The Bangalore bench of the Income Tax Appellate Tribunal (ITAT) has recently held that the provisions of the Double Taxation Avoidance Agreement (DTAA) would prevail over the provisions of the Income Tax Act, 1961.
The contention of the assessee contended before the Tribunal was that the rate of tax at which TDS should be made by the assessee is 10% in accordance with the Treaty for Avoidance of Double Taxation between India and Germany (DTAA) and not at the higher rate of tax @ 20% by invoking the provisions of section 206AA of the Act.
Based on the order passed by the Pune Tribunal in the case of Serum Institute of India Ltd, the CIT(Appeals) allowed relief to the assessee.

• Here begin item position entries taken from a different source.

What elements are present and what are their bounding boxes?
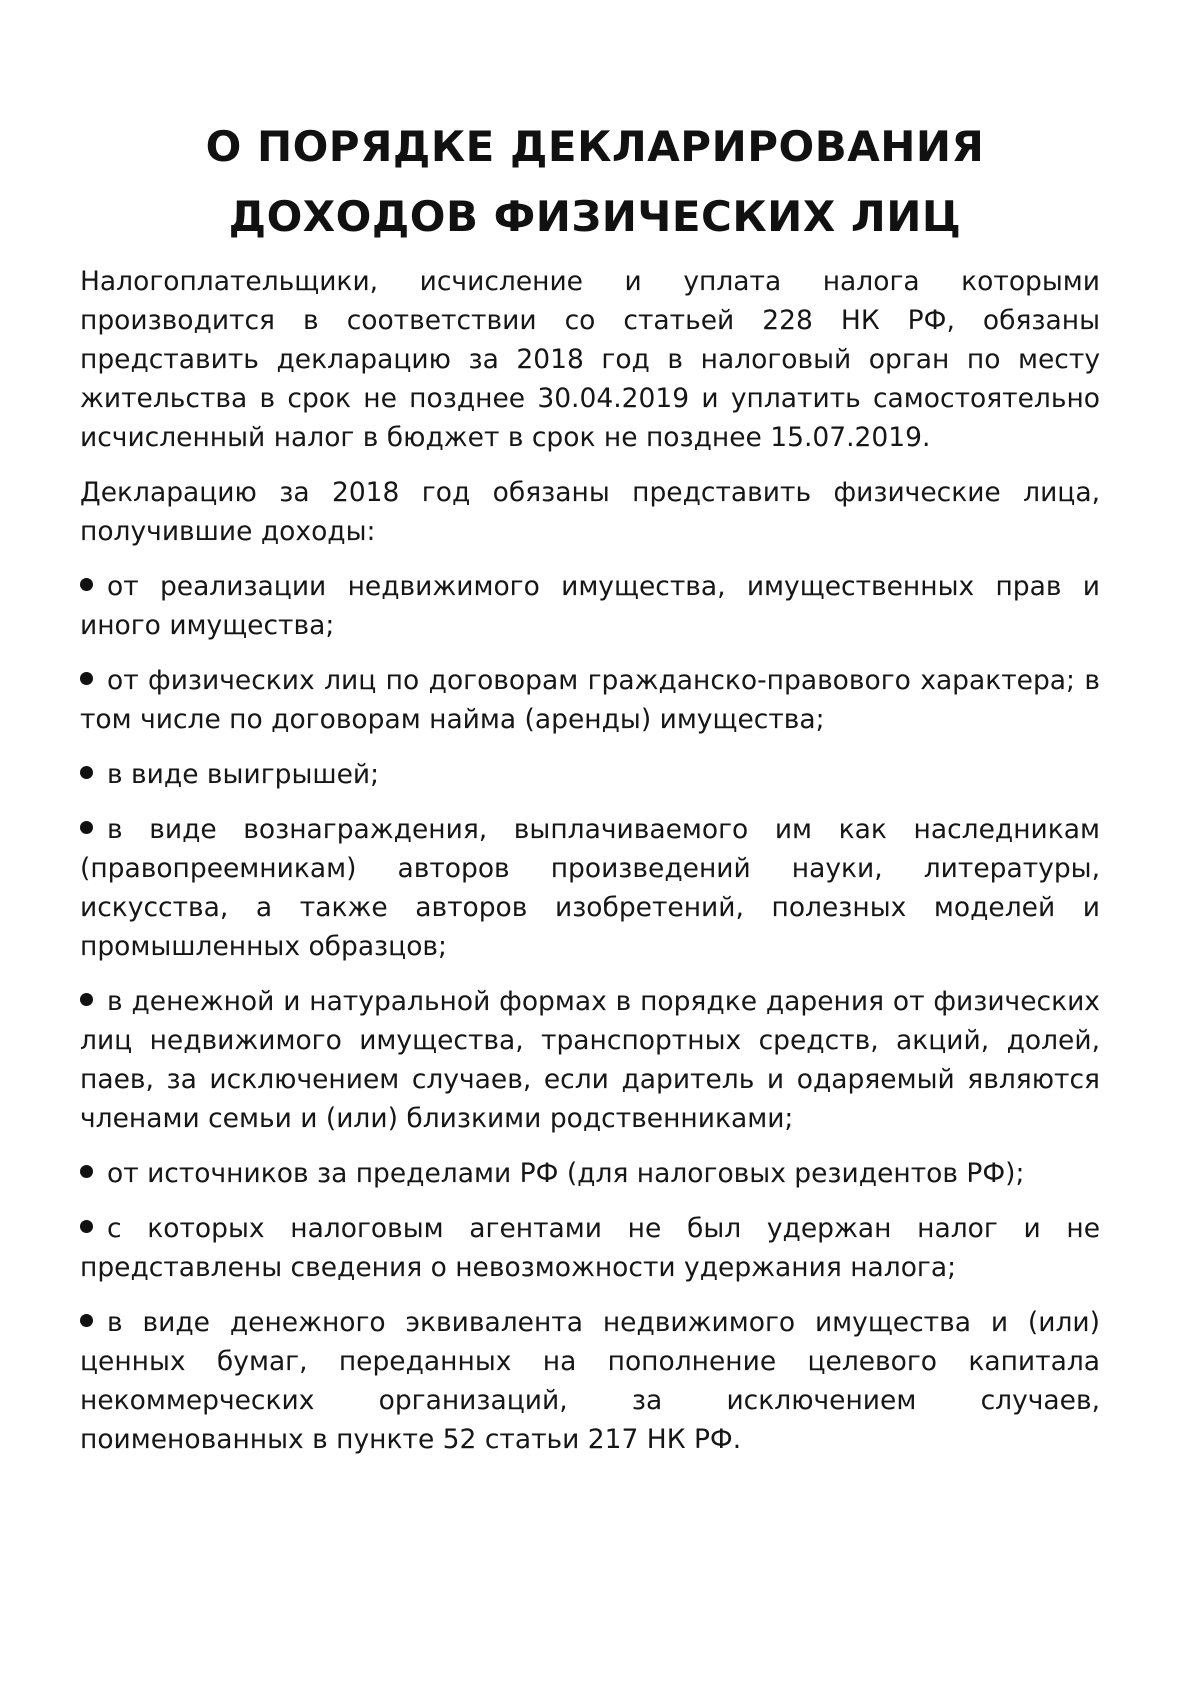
list-item-text: с которых налоговым агентами не был удержан налог и не представлены сведения о невозможности удержания налога;	[80, 1213, 1100, 1283]
list-item	[80, 567, 1100, 645]
list-item-text: в виде выигрышей;	[107, 759, 380, 790]
document-title	[140, 112, 1050, 252]
list-item-text: в виде денежного эквивалента недвижимого имущества и (или) ценных бумаг, переданных на пополнение целевого капитала некоммерческих организаций, за исключением случаев, поименованных в пункте 52 статьи 217 НК РФ.	[80, 1307, 1100, 1455]
title-line-1: О ПОРЯДКЕ ДЕКЛАРИРОВАНИЯ	[205, 122, 985, 171]
bullet-icon	[80, 993, 93, 1006]
list-item-text: от физических лиц по договорам гражданско-правового характера; в том числе по договорам найма (аренды) имущества;	[80, 665, 1100, 735]
list-item	[80, 810, 1100, 966]
bullet-icon	[80, 1165, 93, 1178]
list-item	[80, 1154, 1100, 1193]
list-item	[80, 982, 1100, 1138]
bullet-icon	[80, 766, 93, 779]
intro-paragraph: Налогоплательщики, исчисление и уплата налога которыми производится в соответствии со статьей 228 НК РФ, обязаны представить декларацию за 2018 год в налоговый орган по месту жительства в срок не позднее 30.04.2019 и уплатить самостоятельно исчисленный налог в бюджет в срок не позднее 15.07.2019.	[80, 266, 1100, 453]
title-line-2: ДОХОДОВ ФИЗИЧЕСКИХ ЛИЦ	[228, 192, 962, 241]
lead-paragraph: Декларацию за 2018 год обязаны представить физические лица, получившие доходы:	[80, 477, 1100, 547]
list-item-text: от реализации недвижимого имущества, имущественных прав и иного имущества;	[80, 571, 1100, 641]
list-item	[80, 1209, 1100, 1287]
list-item-text: в денежной и натуральной формах в порядке дарения от физических лиц недвижимого имущества, транспортных средств, акций, долей, паев, за исключением случаев, если даритель и одаряемый являются членами семьи и (или) близкими родственниками;	[80, 986, 1100, 1134]
bullet-icon	[80, 672, 93, 685]
list-item-text: от источников за пределами РФ (для налоговых резидентов РФ);	[107, 1158, 1025, 1189]
list-item-text: в виде вознаграждения, выплачиваемого им как наследникам (правопреемникам) авторов произведений науки, литературы, искусства, а также авторов изобретений, полезных моделей и промышленных образцов;	[80, 814, 1100, 962]
list-item	[80, 1303, 1100, 1459]
list-item	[80, 755, 1100, 794]
list-item	[80, 661, 1100, 739]
bullet-icon	[80, 1220, 93, 1233]
bullet-icon	[80, 821, 93, 834]
document-body	[80, 262, 1100, 1475]
bullet-icon	[80, 578, 93, 591]
bullet-icon	[80, 1314, 93, 1327]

Aggrieved by the order, the Revenue approached the Tribunal for relief contending that section 206AA starts with a nonobstante clause and therefore it overrides all other provisions of the Act including 90(2), 115A and 139A.
“The issue regarding the applicability of provisions of section 206AA of the Act, in cases of tax to be deducted at source, when the income is exigible to tax under DTAA and the payees are unable to provide valid Permanent Account Numbers, came up for consideration before the Special Bench, ITAT Hyderabad in the case of Nagarjuna Fertilizers & Chemicals Ltd. Vs. AC IT (2017) 78 taxmann.com 264 (Hyderabad-Tribunal) (SB). The question before the special bench was whether the provisions of section 206AA had an overriding effect for all other provisions of the Act, whether the assessee has to deduct tax at source at the rates prescribed in section 206AA in case the payees are unable to furnish their PANs, even in cases where tax liability arises out of the treaty. The DTAA provides for a rate of 10% whereas as per the provisions of Sec.206AA of the Act, the rate of tax deduction at source is 20%,” the Tribunal observed.
Referring to a catena of decisions of the Tribunal, the bench held that DTAA overrides the Act, even if it is inconsistent with the Act. DTAAs are entered into between two nations in good faith and are supposed to be interpreted in good faith.